Prospero nodded. "Last night I dreamed that I was still in bed, but wide awake, staring at something near the foot of my bed. I stared for a long while at the vague shape, and I gradually made out the form of an old man standing there. When he came forward into the moonlight, I could sec that he was watching me with a scornful smile-it was a cruel, cynical face, the arrogant face of a man who is secure in some superior power or knowledge. Without saying anything, he went to the window, which was bright with the light of a full moon. And then, he began to write on the windowpane with his index finger, and it seemed to me that each stroke of his finger cut into the glass like a diamond. For some reason, although the words glowed, with a silver light, I couldn't get any meaning out of the writing. I strained my eyes and stared, but it all seemed like nonsense. Then, the old man turned to me and said, 'Can you read what I have written?' When I said that I could not, he laughed a low, mocking laugh and his whole face contorted in a contemptuous sneer. That is unfortunate' he said, in a cold voice. 'You will suffer because of your ignorance.'
"At that point, I woke up. The room was bright with moonlight, but of course there were no words on the window and, as far as I could tell, there was no one in the room. So, I went back to sleep again, and I'm not sure how long I slept, but I was awakened by the sound of someone tapping on my window. It was a sharp, metallic sound, not like someone rapping with his knuckles, and I sat up with a start. When I looked at the window, which is not very far from my bed, I saw that there was a large bird outside on the sill. And, a second later I saw that it was not an ordinary bird. It was skeletal. The gray light was shining through its rib cage and its eye holes; it was pecking at the pane and clattering its horrible black wings against my window I was suddenly seized with the fear that it would break through the glass at any minute and get in, and I jumped out on the opposite side of the bed. I got hold of my staff, which was leaning against the wall near the bed, and I muttered some kind of charm, I forget what. It didn't work, but a minute or two later the bird gave an awful scraping cry and fell over backward, off the sill."
Roger opened his mouth to say something, but Prospero raised his hand.

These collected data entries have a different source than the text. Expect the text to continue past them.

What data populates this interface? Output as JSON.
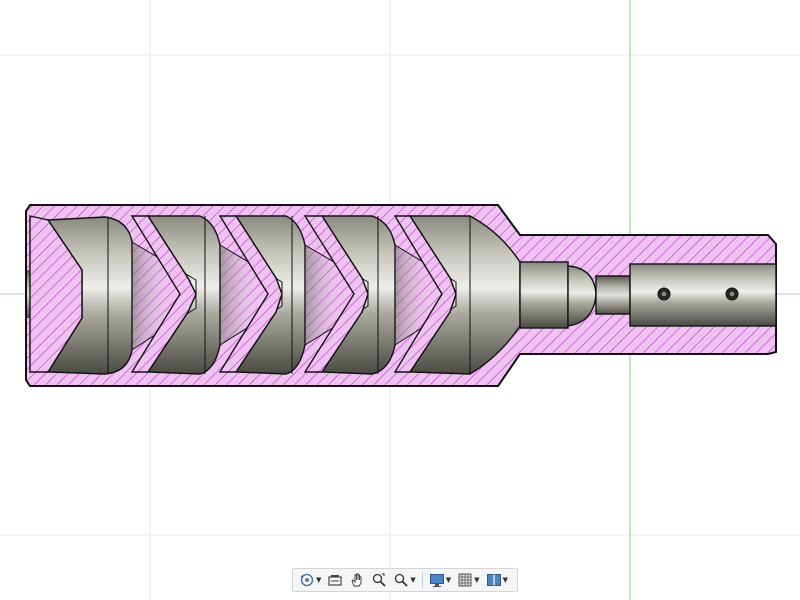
{
  "window": {
    "background": "#ffffff"
  },
  "colors": {
    "grid_line": "#e8e8e8",
    "origin_horizontal": "#c3c3f0",
    "origin_vertical": "#7fd07f",
    "section_fill": "#f0c2f2",
    "hatch": "#b43cc4",
    "outline": "#111111",
    "metal_light": "#e8e8e2",
    "metal_mid": "#a8a89c",
    "metal_dark": "#56564e"
  },
  "navigation_bar": {
    "tools": [
      {
        "id": "orbit",
        "icon": "orbit-icon",
        "has_menu": true
      },
      {
        "id": "look-at",
        "icon": "look-at-icon",
        "has_menu": false
      },
      {
        "id": "pan",
        "icon": "pan-hand-icon",
        "has_menu": false
      },
      {
        "id": "zoom",
        "icon": "zoom-icon",
        "has_menu": false
      },
      {
        "id": "fit",
        "icon": "zoom-window-icon",
        "has_menu": true
      },
      {
        "id": "display-settings",
        "icon": "display-settings-icon",
        "has_menu": true
      },
      {
        "id": "grid-snaps",
        "icon": "grid-icon",
        "has_menu": true
      },
      {
        "id": "viewports",
        "icon": "viewports-icon",
        "has_menu": true
      }
    ]
  }
}
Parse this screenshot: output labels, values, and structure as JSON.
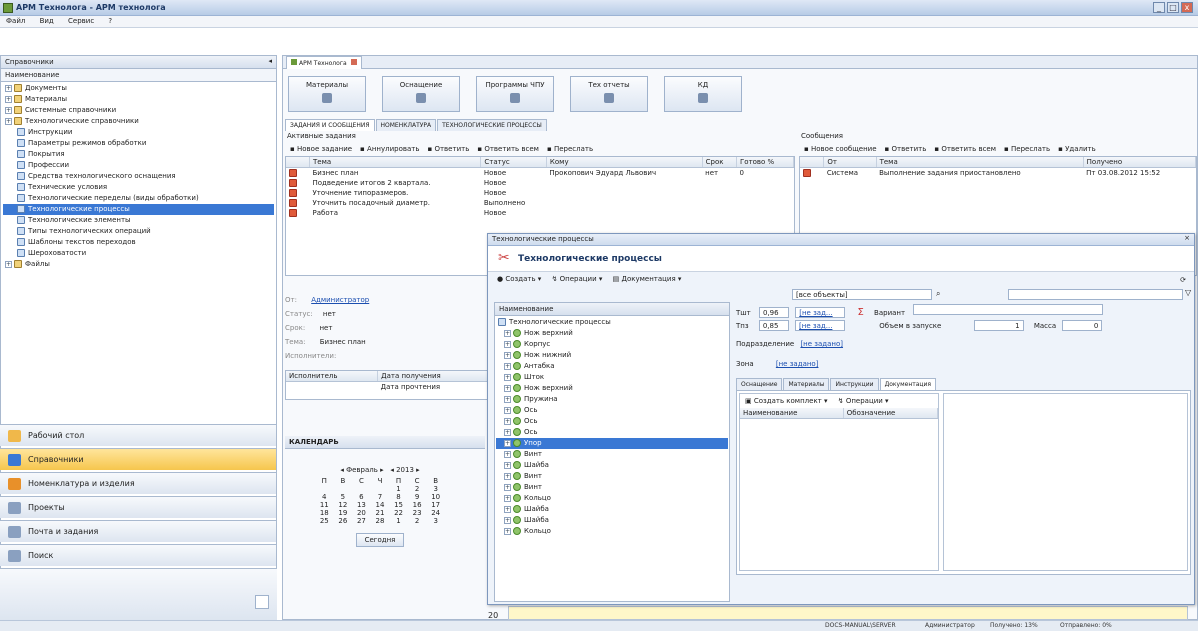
{
  "window": {
    "title": "АРМ Технолога - АРМ технолога",
    "min": "_",
    "max": "□",
    "close": "x"
  },
  "menu": [
    "Файл",
    "Вид",
    "Сервис",
    "?"
  ],
  "left_panel": {
    "title": "Справочники",
    "column_header": "Наименование",
    "tree": [
      {
        "label": "Документы",
        "level": 0,
        "icon": "folder-icon"
      },
      {
        "label": "Материалы",
        "level": 0,
        "icon": "folder-icon"
      },
      {
        "label": "Системные справочники",
        "level": 0,
        "icon": "folder-icon"
      },
      {
        "label": "Технологические справочники",
        "level": 0,
        "icon": "folder-icon"
      },
      {
        "label": "Инструкции",
        "level": 1,
        "icon": "doc-icon"
      },
      {
        "label": "Параметры режимов обработки",
        "level": 1,
        "icon": "doc-icon"
      },
      {
        "label": "Покрытия",
        "level": 1,
        "icon": "doc-icon"
      },
      {
        "label": "Профессии",
        "level": 1,
        "icon": "doc-icon"
      },
      {
        "label": "Средства технологического оснащения",
        "level": 1,
        "icon": "doc-icon"
      },
      {
        "label": "Технические условия",
        "level": 1,
        "icon": "doc-icon"
      },
      {
        "label": "Технологические переделы (виды обработки)",
        "level": 1,
        "icon": "doc-icon"
      },
      {
        "label": "Технологические процессы",
        "level": 1,
        "icon": "doc-icon",
        "selected": true
      },
      {
        "label": "Технологические элементы",
        "level": 1,
        "icon": "doc-icon"
      },
      {
        "label": "Типы технологических операций",
        "level": 1,
        "icon": "doc-icon"
      },
      {
        "label": "Шаблоны текстов переходов",
        "level": 1,
        "icon": "doc-icon"
      },
      {
        "label": "Шероховатости",
        "level": 1,
        "icon": "doc-icon"
      },
      {
        "label": "Файлы",
        "level": 0,
        "icon": "folder-icon"
      }
    ]
  },
  "nav": [
    {
      "label": "Рабочий стол",
      "icon": "desktop-icon",
      "color": "#f0b84a"
    },
    {
      "label": "Справочники",
      "icon": "book-icon",
      "color": "#3a78d4",
      "active": true
    },
    {
      "label": "Номенклатура и изделия",
      "icon": "gear-icon",
      "color": "#e8902a"
    },
    {
      "label": "Проекты",
      "icon": "project-icon",
      "color": "#8aa0c0"
    },
    {
      "label": "Почта и задания",
      "icon": "mail-icon",
      "color": "#8aa0c0"
    },
    {
      "label": "Поиск",
      "icon": "search-icon",
      "color": "#8aa0c0"
    }
  ],
  "main": {
    "tab": "АРМ Технолога",
    "big_buttons": [
      "Материалы",
      "Оснащение",
      "Программы ЧПУ",
      "Тех отчеты",
      "КД"
    ],
    "sub_tabs": [
      "ЗАДАНИЯ И СООБЩЕНИЯ",
      "НОМЕНКЛАТУРА",
      "ТЕХНОЛОГИЧЕСКИЕ ПРОЦЕССЫ"
    ],
    "tasks": {
      "title": "Активные задания",
      "toolbar": [
        "Новое задание",
        "Аннулировать",
        "Ответить",
        "Ответить всем",
        "Переслать"
      ],
      "columns": [
        "",
        "Тема",
        "Статус",
        "Кому",
        "Срок",
        "Готово %"
      ],
      "rows": [
        [
          "",
          "Бизнес план",
          "Новое",
          "Прокопович Эдуард Львович",
          "нет",
          "0"
        ],
        [
          "",
          "Подведение итогов 2 квартала.",
          "Новое",
          "",
          "",
          ""
        ],
        [
          "",
          "Уточнение типоразмеров.",
          "Новое",
          "",
          "",
          ""
        ],
        [
          "",
          "Уточнить посадочный диаметр.",
          "Выполнено",
          "",
          "",
          ""
        ],
        [
          "",
          "Работа",
          "Новое",
          "",
          "",
          ""
        ]
      ]
    },
    "messages": {
      "title": "Сообщения",
      "toolbar": [
        "Новое сообщение",
        "Ответить",
        "Ответить всем",
        "Переслать",
        "Удалить"
      ],
      "columns": [
        "",
        "От",
        "Тема",
        "Получено"
      ],
      "rows": [
        [
          "",
          "Система",
          "Выполнение задания приостановлено",
          "Пт 03.08.2012 15:52"
        ]
      ]
    },
    "details": {
      "from_label": "От:",
      "from_value": "Администратор",
      "status_label": "Статус:",
      "status_value": "нет",
      "term_label": "Срок:",
      "term_value": "нет",
      "topic_label": "Тема:",
      "topic_value": "Бизнес план",
      "executors_label": "Исполнители:",
      "executor_col": "Исполнитель",
      "date1": "Дата получения",
      "date2": "Дата прочтения"
    },
    "calendar": {
      "title": "КАЛЕНДАРЬ",
      "month": "Февраль",
      "year": "2013",
      "weekdays": [
        "П",
        "В",
        "С",
        "Ч",
        "П",
        "С",
        "В"
      ],
      "weeks": [
        [
          "",
          "",
          "",
          "",
          "1",
          "2",
          "3"
        ],
        [
          "4",
          "5",
          "6",
          "7",
          "8",
          "9",
          "10"
        ],
        [
          "11",
          "12",
          "13",
          "14",
          "15",
          "16",
          "17"
        ],
        [
          "18",
          "19",
          "20",
          "21",
          "22",
          "23",
          "24"
        ],
        [
          "25",
          "26",
          "27",
          "28",
          "1",
          "2",
          "3"
        ]
      ],
      "today_btn": "Сегодня",
      "day_label": "20"
    }
  },
  "dialog": {
    "window_title": "Технологические процессы",
    "header": "Технологические процессы",
    "toolbar": [
      "Создать",
      "Операции",
      "Документация"
    ],
    "filter_value": "[все объекты]",
    "tree_header": "Наименование",
    "tree": [
      "Технологические процессы",
      "Нож верхний",
      "Корпус",
      "Нож нижний",
      "Антабка",
      "Шток",
      "Нож верхний",
      "Пружина",
      "Ось",
      "Ось",
      "Ось",
      "Упор",
      "Винт",
      "Шайба",
      "Винт",
      "Винт",
      "Кольцо",
      "Шайба",
      "Шайба",
      "Кольцо"
    ],
    "selected_index": 11,
    "form": {
      "tsht_label": "Тшт",
      "tsht_value": "0,96",
      "tpz_label": "Тпз",
      "tpz_value": "0,85",
      "unset": "[не зад...",
      "variant_label": "Вариант",
      "batch_label": "Объем в запуске",
      "batch_value": "1",
      "mass_label": "Масса",
      "mass_value": "0",
      "division_label": "Подразделение",
      "division_value": "[не задано]",
      "zone_label": "Зона",
      "zone_value": "[не задано]"
    },
    "tabs": [
      "Оснащение",
      "Материалы",
      "Инструкции",
      "Документация"
    ],
    "doc_toolbar": [
      "Создать комплект",
      "Операции"
    ],
    "doc_columns": [
      "Наименование",
      "Обозначение"
    ]
  },
  "status_bar": {
    "server": "DOCS-MANUAL\\SERVER",
    "user": "Администратор",
    "received": "Получено: 13%",
    "sent": "Отправлено: 0%"
  },
  "colors": {
    "selection": "#3a78d4",
    "panel_border": "#a9b9cf",
    "accent": "#f6c64d"
  }
}
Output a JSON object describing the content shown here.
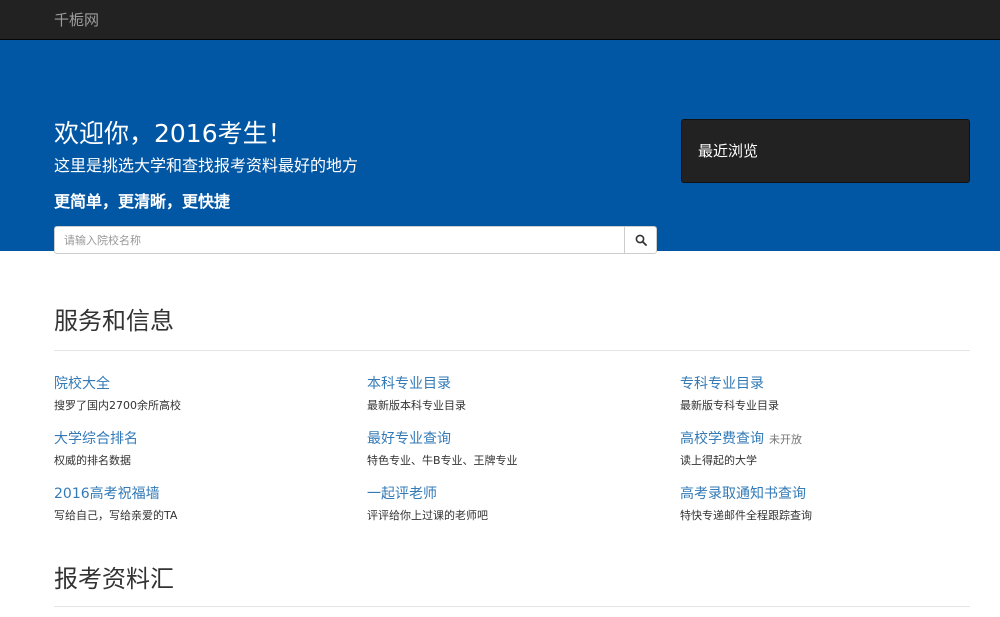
{
  "navbar": {
    "brand": "千栀网"
  },
  "hero": {
    "title": "欢迎你，2016考生！",
    "subtitle": "这里是挑选大学和查找报考资料最好的地方",
    "tagline": "更简单，更清晰，更快捷",
    "search": {
      "placeholder": "请输入院校名称",
      "value": ""
    },
    "recent_label": "最近浏览"
  },
  "services": {
    "heading": "服务和信息",
    "items": [
      {
        "title": "院校大全",
        "desc": "搜罗了国内2700余所高校",
        "note": ""
      },
      {
        "title": "本科专业目录",
        "desc": "最新版本科专业目录",
        "note": ""
      },
      {
        "title": "专科专业目录",
        "desc": "最新版专科专业目录",
        "note": ""
      },
      {
        "title": "大学综合排名",
        "desc": "权威的排名数据",
        "note": ""
      },
      {
        "title": "最好专业查询",
        "desc": "特色专业、牛B专业、王牌专业",
        "note": ""
      },
      {
        "title": "高校学费查询",
        "desc": "读上得起的大学",
        "note": "未开放"
      },
      {
        "title": "2016高考祝福墙",
        "desc": "写给自己，写给亲爱的TA",
        "note": ""
      },
      {
        "title": "一起评老师",
        "desc": "评评给你上过课的老师吧",
        "note": ""
      },
      {
        "title": "高考录取通知书查询",
        "desc": "特快专递邮件全程跟踪查询",
        "note": ""
      }
    ]
  },
  "materials": {
    "heading": "报考资料汇"
  },
  "colors": {
    "navbar": "#222222",
    "hero": "#0257a5",
    "link": "#337ab7"
  },
  "icons": {
    "search": "search-icon"
  }
}
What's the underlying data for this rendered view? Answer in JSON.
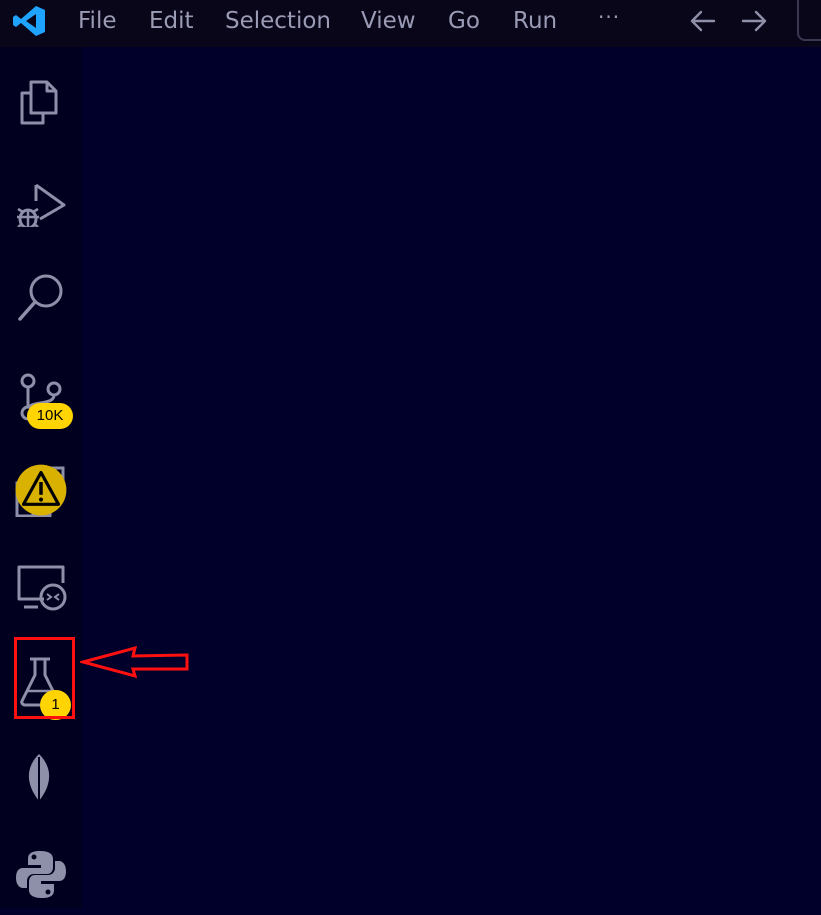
{
  "menu": {
    "items": [
      "File",
      "Edit",
      "Selection",
      "View",
      "Go",
      "Run"
    ],
    "more": "···"
  },
  "icons": {
    "app_logo": "vscode-logo-icon",
    "back": "arrow-left-icon",
    "forward": "arrow-right-icon"
  },
  "activity_bar": {
    "items": [
      {
        "name": "explorer",
        "icon": "files-icon"
      },
      {
        "name": "run-and-debug",
        "icon": "run-debug-icon"
      },
      {
        "name": "search",
        "icon": "search-icon"
      },
      {
        "name": "source-control",
        "icon": "source-control-icon",
        "badge": "10K"
      },
      {
        "name": "extensions",
        "icon": "extensions-icon",
        "badge_icon": "warning-icon"
      },
      {
        "name": "remote-explorer",
        "icon": "remote-explorer-icon"
      },
      {
        "name": "testing",
        "icon": "beaker-icon",
        "badge": "1"
      },
      {
        "name": "mongodb",
        "icon": "leaf-icon"
      },
      {
        "name": "python",
        "icon": "python-icon"
      }
    ]
  },
  "colors": {
    "background": "#00002a",
    "titlebar": "#0a061a",
    "activity_bar": "#01001f",
    "icon": "#8e8fa8",
    "badge": "#ffd400",
    "annotation": "#ff1010",
    "logo": "#1ea4ff"
  }
}
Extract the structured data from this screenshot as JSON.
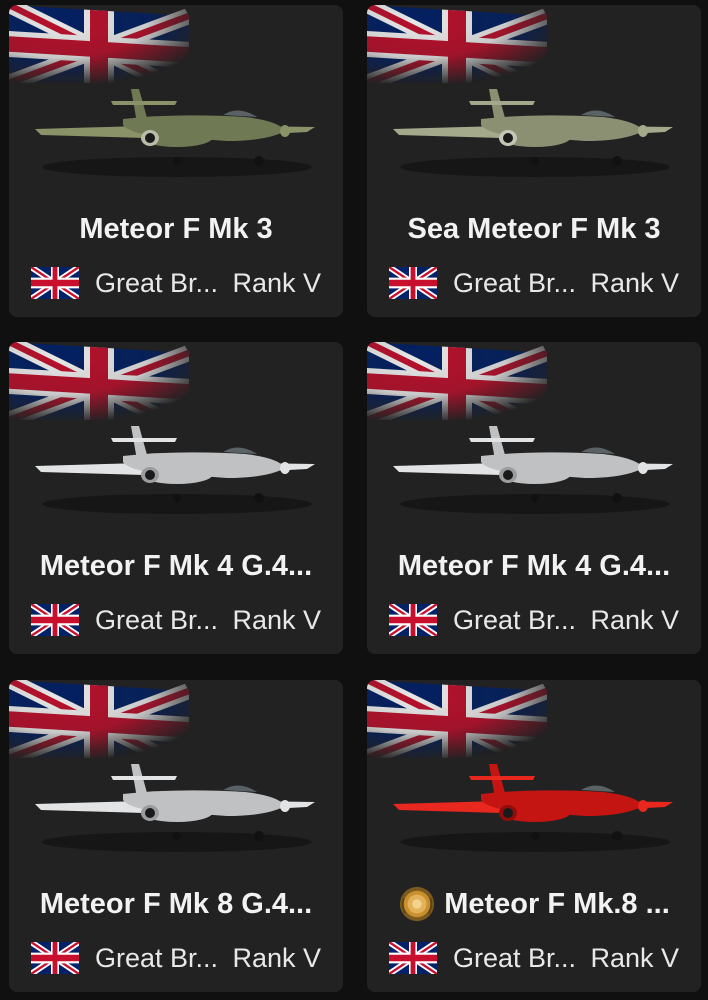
{
  "cards": [
    {
      "name": "Meteor F Mk 3",
      "country": "Great Br...",
      "rank": "Rank V",
      "livery": "green",
      "premium": false
    },
    {
      "name": "Sea Meteor F Mk 3",
      "country": "Great Br...",
      "rank": "Rank V",
      "livery": "greygreen",
      "premium": false
    },
    {
      "name": "Meteor F Mk 4 G.4...",
      "country": "Great Br...",
      "rank": "Rank V",
      "livery": "silver",
      "premium": false
    },
    {
      "name": "Meteor F Mk 4 G.4...",
      "country": "Great Br...",
      "rank": "Rank V",
      "livery": "silver",
      "premium": false
    },
    {
      "name": "Meteor F Mk 8 G.4...",
      "country": "Great Br...",
      "rank": "Rank V",
      "livery": "silver",
      "premium": false
    },
    {
      "name": "Meteor F Mk.8 ...",
      "country": "Great Br...",
      "rank": "Rank V",
      "livery": "red",
      "premium": true
    }
  ],
  "icons": {
    "country_flag": "union-jack-icon",
    "premium_badge": "gold-medal-icon"
  },
  "colors": {
    "card_bg": "#222223",
    "page_bg": "#101010",
    "text": "#f2f2f2",
    "flag_blue": "#012169",
    "flag_red": "#C8102E"
  }
}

"I know what you're going to say. But, the bird was not in a dream. I sat there on the edge of the bed for some time after the thing vanished, but I finally did get some sleep. The next morning-this morning–I looked to see if the bird had left any mark on the ground where it fell. It had. The grass was crushed down in one spot under my window. It wasn't a dream, and these things-the bird, the moth, and the cloak-are not just apparitions."
"I don't see what you mean."
"Roger, you know as well as I do that apparitions, evil or otherwise, are abroad in the world. You have put them down with incantations and so have I. But, these things were tangible-they were real in a way that a ghost is not. Have you ever gotten close enough to an apparition to try to touch it?"
Roger thought for a minute. "Well," he said, "I once had to put to rest the ghost of an old woman who was haunting a village south of here. She had been a witch, and her power to return came from a little wooden charm she had hidden under the floor of her house. I found it and decided to burn it in the town square-with the proper ceremonies, of course. When I set fire to the amulet, she appeared and rushed at me with her arms raised. She had long hooked nails and looked as though she wanted to scratch my eyes out."